As the total size of the print market continues to shrink, a number of other developments are occurring that are affecting offset printing. One is the surging market for shorter run lengths, which appears to be accelerating. Another is an increased need for differentiation through fragmentation, in areas ranging from packaging to magazines and newspapers to commercial work.
Along with these trends, there is a push for cost reduction in printing and an increase in the use of digital print processes in many markets, most notably in the area of book publishing. All of these trends are putting pressure on offset, says Roland Ortbach, vice president of sales for the US-based subsidiary of manroland web systems.
“Offset is still the most cost-effective, versatile, flexible, and reliable printing technology available today, just as it’s been for many years,” he says. “The technology that has evolved over many years still answers the need for 70 to 80 percent of global printing needs. In some markets, it is still very high, and in other markets comparatively lower. Digital printing will capture a portion of the market, and that portion is the part offset was not designed to handle.” Offset was never designed for variable printing, variable format changes, or print on demand, he says. But when it comes to volume, cost to print, inline added value, and flexibility, it is hard to beat offset technology. “The future looks good for offset, as it does for digital and, to some extent, for gravure,” Ortbach says. “There is enough demand for all these technologies for them to do well. I’m confident offset technology will be the most economic and accessible for years to come.”
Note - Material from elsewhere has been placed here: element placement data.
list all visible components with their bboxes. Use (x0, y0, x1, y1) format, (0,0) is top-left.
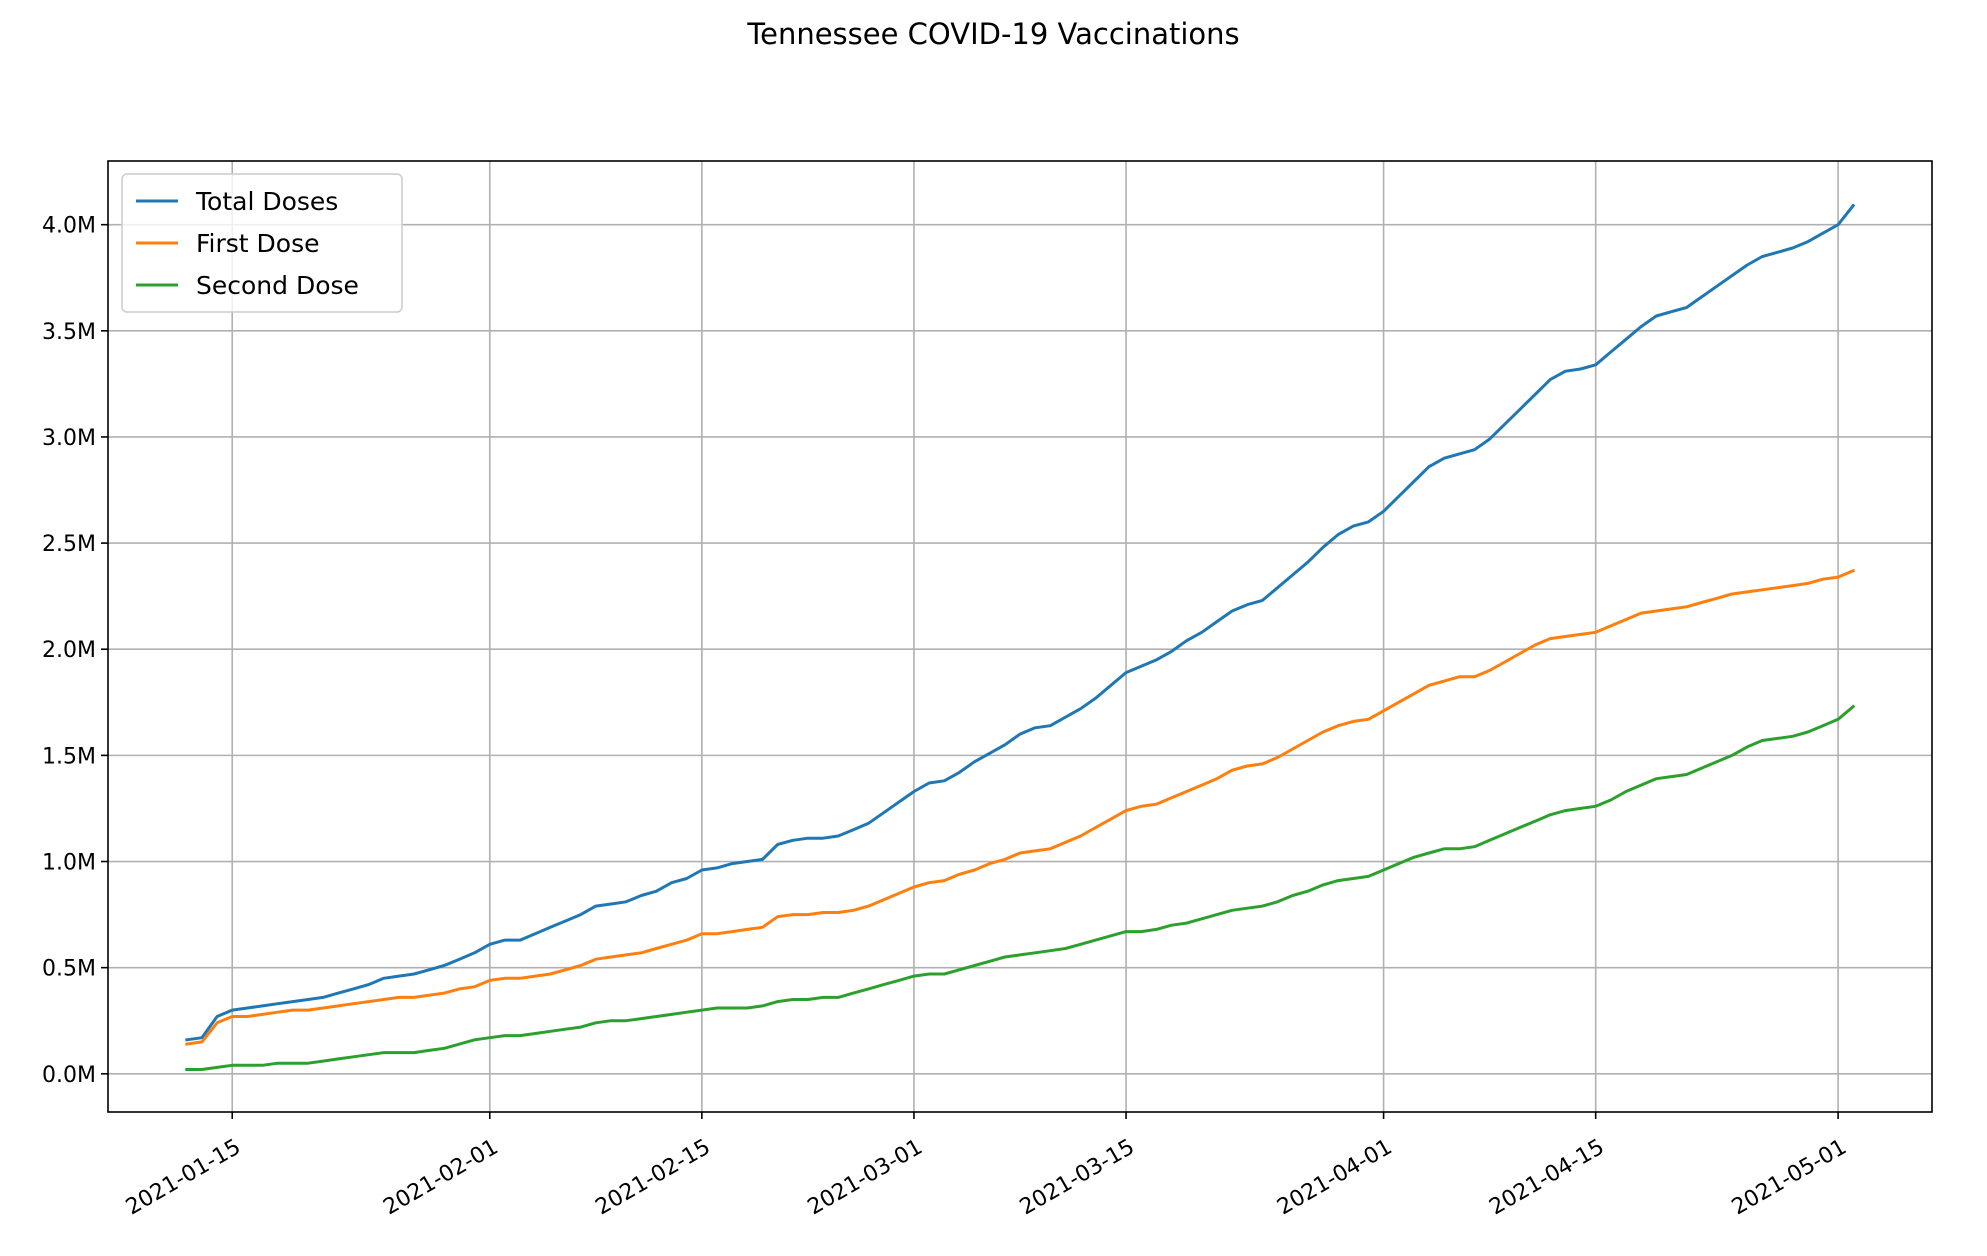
x-tick-label: 2021-03-15 (1016, 1135, 1139, 1221)
chart-title: Tennessee COVID-19 Vaccinations (746, 17, 1239, 51)
series-line-second-dose (185, 704, 1856, 1071)
plot-area-frame (107, 160, 1933, 1113)
y-tick-label: 2.0M (42, 638, 96, 663)
y-tick-label: 3.5M (42, 320, 96, 345)
x-tick-label: 2021-01-15 (122, 1135, 245, 1221)
legend-label: Second Dose (196, 271, 359, 300)
series-line-total-doses (185, 203, 1856, 1042)
legend: Total Doses First Dose Second Dose (121, 173, 403, 313)
y-tick-label: 0.0M (42, 1063, 96, 1088)
x-tick-label: 2021-02-01 (379, 1135, 502, 1221)
y-tick-label: 4.0M (42, 214, 96, 239)
y-axis: 0.0M 0.5M 1.0M 1.5M 2.0M 2.5M 3.0M 3.5M 4.0M (42, 214, 108, 1088)
x-tick-label: 2021-04-15 (1485, 1135, 1608, 1221)
y-tick-label: 1.0M (42, 851, 96, 876)
grid (108, 161, 1932, 1112)
x-tick-label: 2021-02-15 (592, 1135, 715, 1221)
series-line-first-dose (185, 568, 1856, 1046)
series-lines (185, 203, 1856, 1071)
x-tick-label: 2021-03-01 (804, 1135, 927, 1221)
y-tick-label: 2.5M (42, 532, 96, 557)
y-tick-label: 1.5M (42, 744, 96, 769)
x-tick-label: 2021-05-01 (1728, 1135, 1851, 1221)
y-tick-label: 0.5M (42, 957, 96, 982)
legend-box (121, 173, 403, 313)
y-tick-label: 3.0M (42, 426, 96, 451)
legend-label: Total Doses (195, 187, 338, 216)
x-axis: 2021-01-15 2021-02-01 2021-02-15 2021-03-01… (122, 1112, 1851, 1220)
x-tick-label: 2021-04-01 (1273, 1135, 1396, 1221)
legend-label: First Dose (196, 229, 320, 258)
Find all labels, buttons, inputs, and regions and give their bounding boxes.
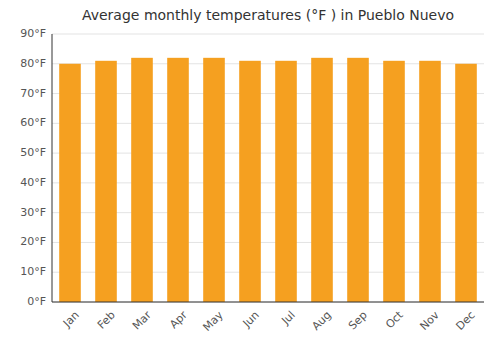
y-tick-label: 20°F bbox=[20, 235, 46, 248]
x-axis: Jan Feb Mar Apr May Jun Jul Aug Sep Oct Nov Dec bbox=[60, 308, 478, 334]
x-axis-line bbox=[52, 302, 484, 303]
bars bbox=[59, 58, 477, 302]
bar bbox=[167, 58, 189, 302]
x-tick-label: Dec bbox=[454, 309, 478, 333]
y-axis: 0°F 10°F 20°F 30°F 40°F 50°F 60°F 70°F 80°F 90°F bbox=[20, 27, 46, 308]
x-tick-label: Apr bbox=[167, 308, 190, 331]
x-tick-label: Jun bbox=[240, 309, 262, 331]
bar bbox=[419, 61, 441, 302]
bar bbox=[347, 58, 369, 302]
y-tick-label: 70°F bbox=[20, 87, 46, 100]
bar bbox=[239, 61, 261, 302]
y-tick-label: 30°F bbox=[20, 206, 46, 219]
y-tick-label: 0°F bbox=[27, 295, 46, 308]
y-tick-label: 10°F bbox=[20, 265, 46, 278]
x-tick-label: Aug bbox=[309, 309, 333, 333]
grid bbox=[52, 34, 484, 302]
x-tick-label: Mar bbox=[130, 308, 154, 332]
x-tick-label: Feb bbox=[95, 309, 118, 332]
y-tick-label: 80°F bbox=[20, 57, 46, 70]
y-tick-label: 40°F bbox=[20, 176, 46, 189]
bar bbox=[95, 61, 117, 302]
grid-line bbox=[52, 302, 484, 303]
bar bbox=[455, 64, 477, 302]
x-tick-label: Oct bbox=[383, 308, 406, 331]
bar bbox=[131, 58, 153, 302]
y-tick-label: 50°F bbox=[20, 146, 46, 159]
x-tick-label: Nov bbox=[417, 308, 442, 333]
bar bbox=[311, 58, 333, 302]
x-tick-label: Jul bbox=[278, 309, 297, 328]
x-tick-label: Sep bbox=[346, 309, 370, 333]
y-tick-label: 60°F bbox=[20, 116, 46, 129]
bar bbox=[203, 58, 225, 302]
y-tick-label: 90°F bbox=[20, 27, 46, 40]
chart-container: 0°F 10°F 20°F 30°F 40°F 50°F 60°F 70°F 80°F 90°F J… bbox=[0, 0, 500, 350]
chart: 0°F 10°F 20°F 30°F 40°F 50°F 60°F 70°F 80°F 90°F J… bbox=[0, 0, 500, 350]
title: Average monthly temperatures (°F ) in Pu… bbox=[82, 7, 454, 23]
grid-line bbox=[52, 34, 484, 35]
x-tick-label: May bbox=[200, 308, 226, 334]
x-tick-label: Jan bbox=[60, 309, 82, 331]
bar bbox=[275, 61, 297, 302]
bar bbox=[383, 61, 405, 302]
y-axis-line bbox=[52, 34, 53, 302]
bar bbox=[59, 64, 81, 302]
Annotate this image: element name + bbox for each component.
Brad Kruchten, president of graphics, Entertainment and Commercial Films, Eastman Kodak, says the majority of printed pages are still offset, and will be for the foreseeable future. “People talk about the growth of digital, but it will still be an offset world,” he reports.
Moreover, as new technologies arrive, they will have to learn to play in the offset market, Kruchten says. “We have such a large infrastructure built in the printing industry, success with new technologies will depend on how well they integrate with offset, as opposed to replacing offset,” he remarks.
“The key example is in variable data and digital printing. We believe if you can leverage the offset infrastructure and place print heads into an offset press—on the press itself or in postpress or finishing equipment—you then can leverage the benefits and what’s best in offset, and offer variable data printing as well.”
For instance, he adds, a magazine could be printed in offset, with areas having to do with regionalized or personalized information left unprinted for the later addition of variable data.
Meeting Changing Needs
Press makers are responding to evolving needs of printers. “We’ve performance-sized our presses to meet market needs for less emphasis on high volume and more emphasis on makeready, time reduction, flexibility, and waste reduction, and automation, in general,” Ortbach says. “Due to the continuing lack of qualified press operators in many parts of the world, including the US, we have automated many of the process steps in the press.”
To drive down costs, manroland has continued to find ways to trim waste and increase throughput through the use of smart systems and automation, he adds. And given the overall lower demand for offset technology, the company has developed a digital finishing equipment line for the book publication and commercial markets.
According to Chris Travis, director of technology for Dallas-based KBA, which makes both web and sheet-fed presses, KBA has seen customers acquiring printing press configurations unique to their needs, allowing them to enter specific markets, achieve more competitiveness, and also create new opportunities.